La clase de matemáticas: el cero. (Parte I)
«Me abandoné a su voz y a sus ojos. Me puse en sus manos. Me entregué a él».
Me tenía Saúl postrada sobre sus rodillas impaciente y pensativa. El traje obsceno que había vestido para él dejaban expuestas las zonas que con más ahínco tratamos de ocultar. Pecho, coño y culo asomaban de la malla que sorteaba esos territorios carnales como círculos indisolubles de agua y aceite. «Bueno perrita, comenzamos la clase», dijo mientras vertía en su mano de ogro verde una cascada de lubricante. Me fue untando el culo con lentitud, intención y en varias pasadas. El tiempo que Saúl se tomaba en la vereda que trazaba para cada uno de sus juegos me elevaba la respiración exponencialmente. Este en concreto apuntaba maneras; en este me latió el corazón fuerte desde que su mano me inclinó sobre sus rodillas, mucho antes de que siquiera me llegara a tocar. Esa forma suya de adorarme el culo, de tratarle como un número entero, como un todo; esa forma suya de
objetivizarme reduciendo todo mi ser a este trozo de carne abultada; esa forma suya de hablarle, de dirigirse a él con el respeto que uno le concede a quien considera un igual, apartándome a mí como sujeto e incluso burlándose y confabulando con este nuevo colega en contra de mí. Todo esto que Saúl hacía con mi culo a espaldas mía en aparente degradación personal no hacía más que elevarme en la montaña de los cuidados. Cuidados retorcidos, como retorcidas eran sus ganas de mí. Como retorcido es mi entendimiento sobre ellas. Maquiavélicas y tortuosas, pero claramente de lujuria amorosa; de la buena.
Me untaba Saúl el culo de lubricante con sumo cuidado. Retiraba con la mano el peso de una de mis nalgas y acariciaba con dedos deslizantes cada milímetro de la piel arrugada de mi ano con una dedicación maternal. Dejó caer dentro uno de sus pulgares; soltó la nalga apartada y apoyó el codo en mi espalda en actitud de espera. «Perrita, vamos a dejarte aquí ensartada un rato.Vamos a empezar a contar desde cero y eso es lo que quiero ver cuando te saque el dedo del culo, un buen cero. Vamos, esfuérzate y deja de apretarme el ya el dedo». No podía gobernarlo, mi culo se contraía involuntariamente ante el placer que
le suponía sentirse ocupado. «No sé si puedo parar de hacer eso Saúl, es que…» . «¡Esfuérzate perra! » , me interrumpió dando una voz y zarandeando el dedo con fuerza. Me dolió. Me excitó. Respiré profundamente y dejé caer todo mi peso en su regazo. Me abandoné a su voz y a sus ojos. Me puse en sus manos. Me entregué a él.

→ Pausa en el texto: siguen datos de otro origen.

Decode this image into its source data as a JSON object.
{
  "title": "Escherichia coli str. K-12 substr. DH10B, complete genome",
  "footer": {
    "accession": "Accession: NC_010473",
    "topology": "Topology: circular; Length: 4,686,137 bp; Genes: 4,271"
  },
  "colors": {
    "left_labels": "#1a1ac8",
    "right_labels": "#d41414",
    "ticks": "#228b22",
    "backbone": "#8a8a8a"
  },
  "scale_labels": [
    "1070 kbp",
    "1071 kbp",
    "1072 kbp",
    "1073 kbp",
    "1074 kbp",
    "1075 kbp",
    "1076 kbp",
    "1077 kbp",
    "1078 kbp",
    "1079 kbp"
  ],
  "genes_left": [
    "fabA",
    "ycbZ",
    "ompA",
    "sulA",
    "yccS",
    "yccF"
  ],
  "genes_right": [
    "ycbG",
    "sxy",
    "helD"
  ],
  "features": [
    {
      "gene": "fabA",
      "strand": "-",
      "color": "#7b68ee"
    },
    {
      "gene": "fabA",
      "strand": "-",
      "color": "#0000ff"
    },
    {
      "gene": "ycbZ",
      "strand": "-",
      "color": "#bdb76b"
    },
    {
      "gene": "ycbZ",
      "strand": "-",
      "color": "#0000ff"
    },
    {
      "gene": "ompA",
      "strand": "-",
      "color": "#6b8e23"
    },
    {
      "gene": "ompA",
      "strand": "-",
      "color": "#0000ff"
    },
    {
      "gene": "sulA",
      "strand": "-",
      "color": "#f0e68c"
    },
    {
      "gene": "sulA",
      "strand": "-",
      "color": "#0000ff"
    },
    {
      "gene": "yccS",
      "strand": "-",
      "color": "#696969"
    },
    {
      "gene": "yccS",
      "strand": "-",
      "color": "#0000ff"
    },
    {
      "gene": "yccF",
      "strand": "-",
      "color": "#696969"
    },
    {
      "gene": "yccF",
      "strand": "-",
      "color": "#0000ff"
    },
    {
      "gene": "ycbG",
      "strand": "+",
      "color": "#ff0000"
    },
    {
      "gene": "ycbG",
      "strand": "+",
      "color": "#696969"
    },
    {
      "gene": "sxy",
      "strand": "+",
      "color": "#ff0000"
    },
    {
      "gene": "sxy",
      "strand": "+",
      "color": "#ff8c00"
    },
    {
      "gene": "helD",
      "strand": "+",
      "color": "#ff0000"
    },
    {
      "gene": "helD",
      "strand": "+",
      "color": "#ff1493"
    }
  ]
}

Saúl goza de una autoridad intelectual en el campo de las ciencias matemáticas. Con ella suele distraerme en nuestras cenas, viajes en coche o paseos al atardecer. «Todo es matemática», me suelta en cada monólogo en el que mis oídos terminan por bajar el volumen de su voz y entonces se me aparece como un actor de cine mudo, frunciendo mucho las cejas y gesticulando fuerte con los labios cuando la pasión le inunda las palabras. «Todo es matemática» , me dijo mientras ahondaba con su pulgar entre mis
nalgas, «tu culo también, así que vamos a jugar con él» .
Me explicó, como se le explican a las niñas parvularias, de lo que el juego iba a tratar; y me explicó también, como se le explican a las lerdas que terminan por cambiar el ánimo sacándolo de quicio, cómo se hace para sumar. Yo asentía verbalmente con onomatopeyas ingenuas. Cualquier otra respuesta podría desviar el juego hacia otros menesteres y la curiosidad se me agolpaba en la garganta tanto como las pulsaciones de mi culo rebotaban en su pulgar. Antes de la entrega, me habría mordido los carrillos por no agujerearle la pierna con los dientes. Su tono es realmente irritante y la simpleza de sus frases, realmente ofensiva. Pero después de la entrega, su burla sobre mi ignorancia exagerada me hacía cosquillas en la amígdala central.
«A ver si empezamos bien la primera sesión: el cero» , formuló retirando su dedo y abriendo cada nalga para observarme. «Todo es matemática, Amanda», dijo antes de dar el primer paso.